Most of the time, React's lane decisions are invisible to you. You don't need to manage them directly. startTransition is really the only explicit tool you'll reach for regularly, and only when you have an expensive but non-urgent update that would otherwise compete with user input. If you've never touched lanes directly, that's normal. Understanding them isn't about using them — it's about understanding why React sometimes seems to prioritize things in an unexpected order.


Why React Sometimes Renders More Than You Expect

Once you understand the render/commit separation, React's tendency to call components more than you expected stops feeling like a bug.

React treats rendering as pure and repeatable. Because rendering doesn't touch the DOM and produces no side effects, it's essentially free to throw away and redo. If React is uncertain — if Concurrent Mode interrupts a render, if Strict Mode deliberately double-invokes your components in development, if a higher-priority update arrives mid-render — it will simply discard the work in progress and start again.

This is intentional and correct. React would rather re-render three times and commit the right result once than commit something incorrect after a single pass. Rendering is cheap. Incorrect UI is not.

The practical takeaway is that you should never rely on a render having side effects, and you should never assume a render will happen exactly once. If your component is pure — given the same props and state, it returns the same description — React can call it as many times as it needs to, and the result will always be correct.


What React Is Actually Optimizing For

It's worth stepping back and being explicit about this, because it reframes a lot of things.

React is not optimizing for the fewest renders. It's not trying to minimize function calls. It's not racing to produce the fastest possible DOM update. Those metrics would all lead to a system that feels smooth on benchmarks but brittle in practice.

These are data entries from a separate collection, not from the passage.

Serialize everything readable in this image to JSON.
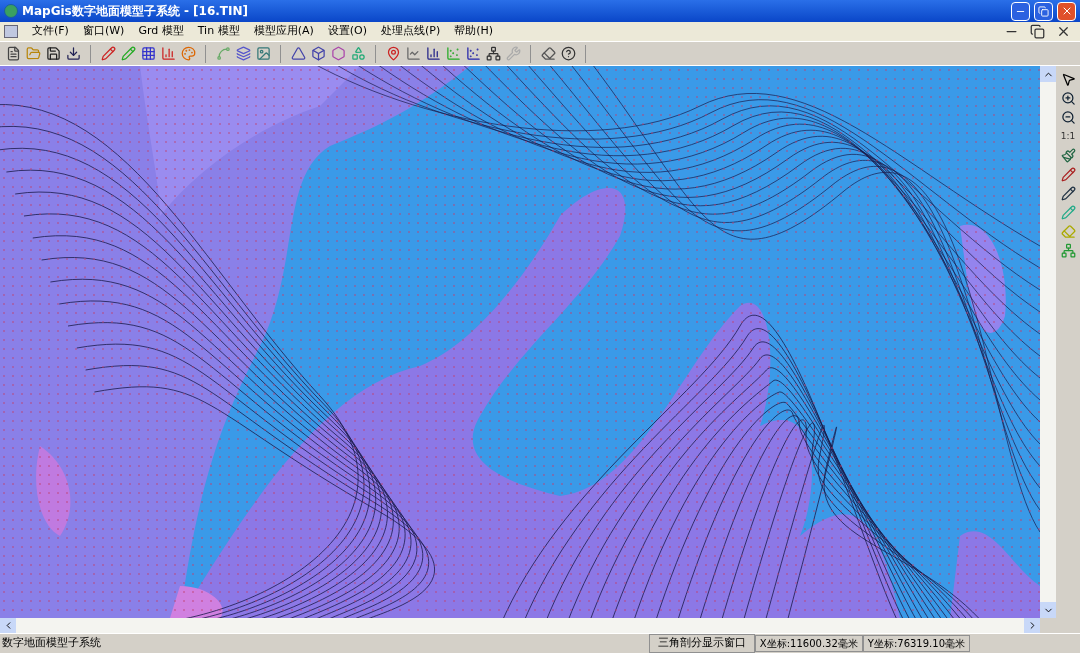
{
  "window": {
    "title": "MapGis数字地面模型子系统 - [16.TIN]"
  },
  "menu": [
    "文件(F)",
    "窗口(W)",
    "Grd 模型",
    "Tin 模型",
    "模型应用(A)",
    "设置(O)",
    "处理点线(P)",
    "帮助(H)"
  ],
  "side_tools": {
    "scale_label": "1:1"
  },
  "status_bar": {
    "app_name": "数字地面模型子系统",
    "window_name": "三角剖分显示窗口",
    "x_coord": "X坐标:11600.32毫米",
    "y_coord": "Y坐标:76319.10毫米"
  }
}
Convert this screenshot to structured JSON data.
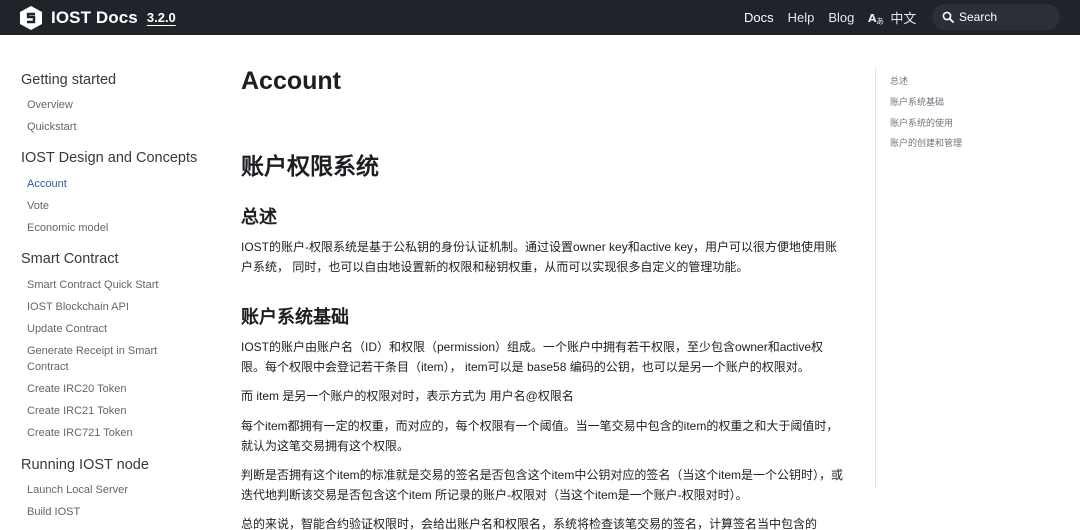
{
  "navbar": {
    "title": "IOST Docs",
    "version": "3.2.0",
    "links": [
      "Docs",
      "Help",
      "Blog"
    ],
    "language": "中文",
    "search_placeholder": "Search",
    "bg_color": "#20232a"
  },
  "sidebar": {
    "groups": [
      {
        "heading": "Getting started",
        "items": [
          "Overview",
          "Quickstart"
        ]
      },
      {
        "heading": "IOST Design and Concepts",
        "items": [
          "Account",
          "Vote",
          "Economic model"
        ]
      },
      {
        "heading": "Smart Contract",
        "items": [
          "Smart Contract Quick Start",
          "IOST Blockchain API",
          "Update Contract",
          "Generate Receipt in Smart Contract",
          "Create IRC20 Token",
          "Create IRC21 Token",
          "Create IRC721 Token"
        ]
      },
      {
        "heading": "Running IOST node",
        "items": [
          "Launch Local Server",
          "Build IOST"
        ]
      }
    ],
    "active_item": "Account",
    "active_color": "#2e5b9f"
  },
  "main": {
    "title": "Account",
    "h1": "账户权限系统",
    "sections": [
      {
        "heading": "总述",
        "paragraphs": [
          "IOST的账户-权限系统是基于公私钥的身份认证机制。通过设置owner key和active key，用户可以很方便地使用账户系统， 同时，也可以自由地设置新的权限和秘钥权重，从而可以实现很多自定义的管理功能。"
        ]
      },
      {
        "heading": "账户系统基础",
        "paragraphs": [
          "IOST的账户由账户名（ID）和权限（permission）组成。一个账户中拥有若干权限，至少包含owner和active权限。每个权限中会登记若干条目（item）， item可以是 base58 编码的公钥，也可以是另一个账户的权限对。",
          "而 item 是另一个账户的权限对时，表示方式为 用户名@权限名",
          "每个item都拥有一定的权重，而对应的，每个权限有一个阈值。当一笔交易中包含的item的权重之和大于阈值时，就认为这笔交易拥有这个权限。",
          "判断是否拥有这个item的标准就是交易的签名是否包含这个item中公钥对应的签名（当这个item是一个公钥时），或迭代地判断该交易是否包含这个item 所记录的账户-权限对（当这个item是一个账户-权限对时）。",
          "总的来说，智能合约验证权限时，会给出账户名和权限名，系统将检查该笔交易的签名，计算签名当中包含的"
        ]
      }
    ]
  },
  "toc": {
    "items": [
      "总述",
      "账户系统基础",
      "账户系统的使用",
      "账户的创建和管理"
    ]
  }
}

What React is actually optimizing for is a responsive, predictable user experience. Every architectural decision described in this article serves that goal. Planning before acting keeps the DOM consistent. Fiber makes work interruptible so user input is never blocked. The render/commit split ensures changes are atomic. Lanes ensure that urgency determines priority, not arrival order.

Speed matters — but smoothness matters more. React is willing to render more often, discard more work, and run more comparisons than strictly necessary, because the alternative — a UI that freezes, lags, or shows partial states — is worse.


The Mental Model to Keep

The clearest way to summarize how React works:

You describe what the UI should be. React builds a plan — a tree of Fiber nodes representing your components and what needs to happen to each one. React schedules that work by importance, using lanes to decide what to do now and what can wait. When the plan is complete, React commits all changes to the DOM at once, leaving the browser in a consistent, correct state throughout.

React doesn't hide this from you. It just does all the hard thinking before it touches anything.


Why This Makes Everything Else Click

Once this model is internalized, the rest of React stops feeling arbitrary.

Hooks feel logical because they're how components persist state across renders — without hooks, calling a function repeatedly would reset everything to its initial value every time. The rules of hooks (no conditionals, no loops) exist because React tracks hook calls by their order within the component, and that order has to be stable for Fiber's bookkeeping to work.

Performance issues feel debuggable because you can reason about what triggered a re-render, whether the render phase is doing unnecessary work, and whether a commit was avoidable. The mental model gives you the right questions to ask.

Concurrent features — startTransition, useDeferredValue, Suspense — stop being scary because you understand what they're doing: they're communicating urgency to the lanes system, or telling React it's okay to render a fallback while work is in progress.

React is not something to fight or fear. It's a system built around a clear set of ideas. And now you know what those ideas are.